Well, once “My Dearest Miss Fairfax” is well and truly launched, my husband is finishing new cover art for my romantic comedy, “Jane Austen Lied to Me.” Once I get that relaunched, I was in the middle of writing a textbook series on historical dancing when I got distracted by the Jane Fairfax project. I really do want to finish the dance books. They are for small historical museums all over the country who have school programs, and festivals, and no one employed there knows anything about dancing in the eras they teach about.
What is your best method or website when it comes to promoting your books?
I love going to book festivals all over the country! I don’t know if it’s my “best” method. But it is my favorite. It is so much fun to get to spend a weekend talking with a festival full of voracious readers. I’ve met so many amazing people there. Inspiring people.
Do you have any advice for new authors?
Don’t start writing because you think you are going to make money at this, unless you realize the first thing you have to do is spend a lot of money. It’s like most other business ventures: if you are going to open a store, you have to buy a building, buy the merchandise, hire people to stock the shelves and help customers. Same with writing. You aren’t writing a book. You are starting a business. You are going to spend several thousand dollars getting a product worth selling AND getting it into readers’ hands.
What is the best advice you have ever heard?
From the artistic side: my college professor talked with us about the writing process, and said do NOT censor yourself as you write. You’ll never get anywhere. Just write it all down, spit it all out on paper, then go back and edit. If your censor monkey is really preventing you from getting anything down on paper to start with, give it a shot and a beer and tell it to go to sleep for a while. Only in Wisconsin would you have a college professor advocating drinking…I am old enough that I started college when the drinking age was 18, not 21. But I have never had writer’s block. How much can I blame all the wineries that I write at? I don’t know. My coffee shop around the corner from my house is a good place to write, too. It has a pretty patio in the summer.

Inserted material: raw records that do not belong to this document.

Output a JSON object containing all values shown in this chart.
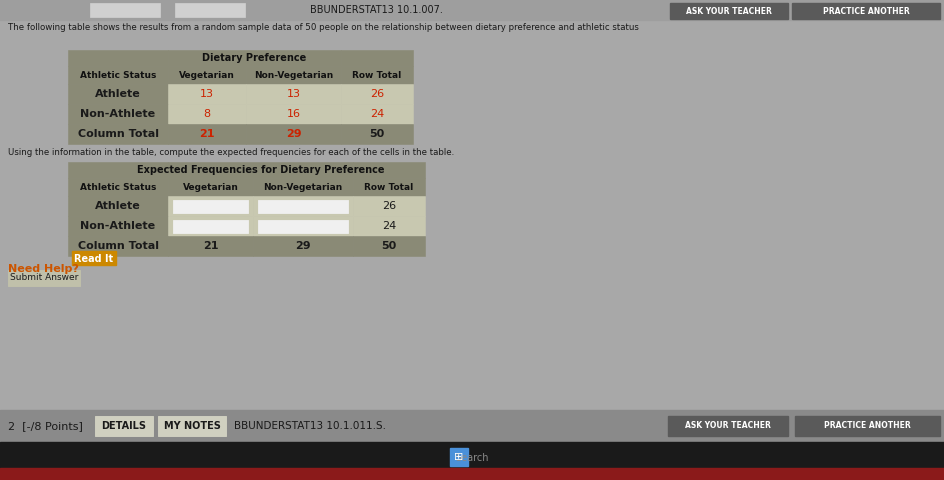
{
  "background_color": "#a8a8a8",
  "top_text": "The following table shows the results from a random sample data of 50 people on the relationship between dietary preference and athletic status",
  "middle_text": "Using the information in the table, compute the expected frequencies for each of the cells in the table.",
  "need_help_text": "Need Help?",
  "read_it_text": "Read It",
  "submit_text": "Submit Answer",
  "bottom_label": "2  [-/8 Points]",
  "details_text": "DETAILS",
  "my_notes_text": "MY NOTES",
  "bbunderstat_text": "BBUNDERSTAT13 10.1.011.S.",
  "bbunderstat_top": "BBUNDERSTAT13 10.1.007.",
  "table1_header_merged": "Dietary Preference",
  "table1_col_headers": [
    "Athletic Status",
    "Vegetarian",
    "Non-Vegetarian",
    "Row Total"
  ],
  "table1_rows": [
    [
      "Athlete",
      "13",
      "13",
      "26"
    ],
    [
      "Non-Athlete",
      "8",
      "16",
      "24"
    ],
    [
      "Column Total",
      "21",
      "29",
      "50"
    ]
  ],
  "table1_red_cells": [
    [
      0,
      1
    ],
    [
      0,
      2
    ],
    [
      0,
      3
    ],
    [
      1,
      1
    ],
    [
      1,
      2
    ],
    [
      1,
      3
    ],
    [
      2,
      1
    ],
    [
      2,
      2
    ]
  ],
  "table2_header_merged": "Expected Frequencies for Dietary Preference",
  "table2_col_headers": [
    "Athletic Status",
    "Vegetarian",
    "Non-Vegetarian",
    "Row Total"
  ],
  "table2_rows": [
    [
      "Athlete",
      "",
      "",
      "26"
    ],
    [
      "Non-Athlete",
      "",
      "",
      "24"
    ],
    [
      "Column Total",
      "21",
      "29",
      "50"
    ]
  ],
  "table2_input_cells": [
    [
      0,
      1
    ],
    [
      0,
      2
    ],
    [
      1,
      1
    ],
    [
      1,
      2
    ]
  ],
  "header_bg": "#8a8a76",
  "row_bg_light": "#c8c8b0",
  "red_color": "#cc2200",
  "text_color_dark": "#1a1a1a",
  "header_text_color": "#111111",
  "top_strip_color": "#9a9a9a",
  "btn_bg": "#6a6a6a",
  "ask_teacher_bg": "#5a5a5a",
  "need_help_color": "#cc5500",
  "read_it_bg": "#cc8800",
  "submit_btn_bg": "#c0c0aa",
  "bottom_bar_color": "#2a2a2a",
  "taskbar_color": "#1a1a1a",
  "taskbar_red": "#8b1a1a",
  "white_input": "#f0f0f0"
}
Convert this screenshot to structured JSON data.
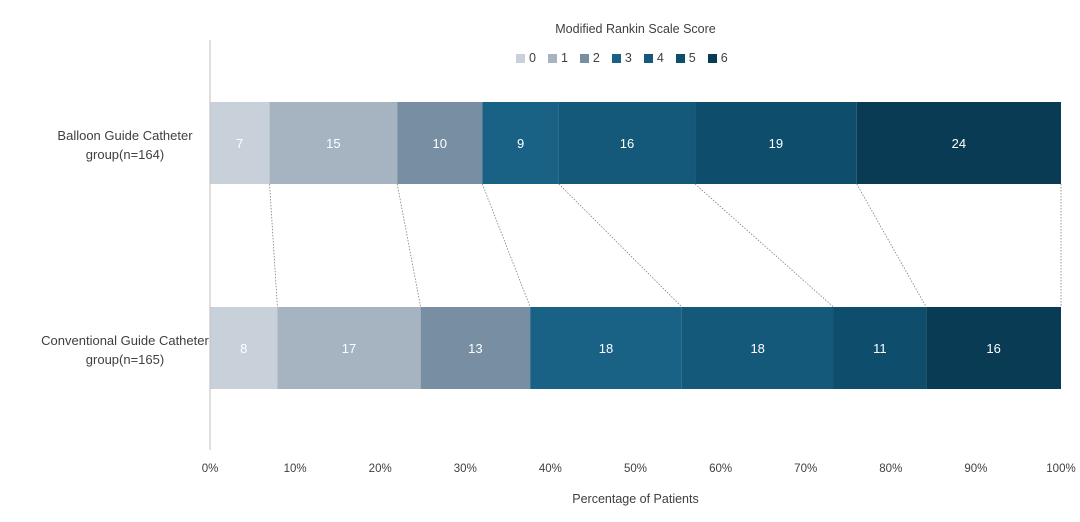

From the marketing side: network. You can’t just ask your friends to buy your book when it comes out. If they put up a review on Amazon for you, Amazon will see that you are friends on Facebook, and they will remove that review. You need acquaintances through a network of connections that have to do with what you write about, and help each other getting the word out.
What are you reading now?
I just finished “A Visitors Guide to Jane Austen’s England, and after I get through my Smithsonian Magazine and the latest National Geographic History Magazine, I haven’t decided if I’m going to tackle Mary Chestnut’s diaries from the Civil War, Mark Twain’s autobiography, of David McCullough’s book on Theodore Roosevelt. Funny thing, I write historical fiction, but I don’t read much historical fiction. I love biographies and history books. It means that when you read my historical fiction, you can trust any historical fact in it. I do my homework. I don’t even stop doing homework after the book is published… nice thing about the publishing industry as it is, I can always go in and fix a mistake.
What’s next for you as a writer?
Besides the dance instructional books for historical museums, I have so many more projects to tackle! One book that I had started writing was about Belle daCosta Greene, JP Morgan’s librarian. Some of the research I needed to do was in Florence Italy, and then Covid put a stop to any trips to see materials that weren’t digitized yet. Now, someone else has just released a novel on that very topic! As soon as I get caught up on those other 3 books I mentioned, I need to go buy that book.
If you were going to be stranded on a desert island and allowed to take 3 or 4 books with you what books would you bring?
Shelby Foote’s The Civil War. My copy is broken into 3 volumes, does that mean that’s all I get to bring? If I’m allowed the books, I’ll take the complete works of Edith Wharton, and an anthology of all Jane Austen’s letters – because, I’m sorry to say, I still haven’t read her letters! Which is a disgraceful state of affairs.